今回の裁判は大きな一歩だとしても、まだまだ性犯罪被害者を取り巻く状況は問題が山積みです。
まず、警察の対応が被害者のハードルを上げています。事件当初、伊藤さんは警察官から「よくある話だし、事件として捜査するのは難しいですよ」と被害届を出さないよう説得されました。捜査が始まってからも、男性捜査官の前で等身大の人形を使ってマットの上で現場の再現を求められ、何度も「処女ですか」と聞かれるなど、つらかった思いを著書で吐露しています。
また法律面でも、現在の刑法では、「意に反した性交」だけでは罪に問うことができません。強制性交等罪や強制わいせつ罪などは、“加害者による暴行・脅迫があったか?抵抗が非常に困難な状態であったか?”を立証することが要件とされてしまっています。
例えば今年3月、名古屋地裁で、実父が中学生の頃から長女に性的虐待を続けてきた事実は認めながらも、なんと無罪判決を言い渡されて、世に大きな疑問の声が高まりました。
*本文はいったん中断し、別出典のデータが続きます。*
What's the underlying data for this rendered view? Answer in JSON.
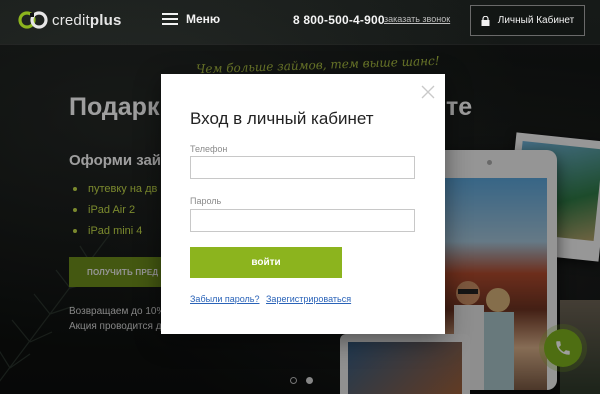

12月18日、報告集会にて。撮影/週刊SPA!編集部
伊藤さんは、2020年に刑法・性犯罪規定の改正内容を見直すか検討されることに触れ、「日本に今、刑法で『不同意性交がレイプだ』という考えがあれば、私の経験したことも、刑事事件で違う結果があったかもしません」と話しています。
今回の敗訴を受け、山口氏はあくまで「性行為に合意はあった」と主張しています。「一方的な判決」だとして、18日の会見で控訴する意向を示しました。今後が注目されます。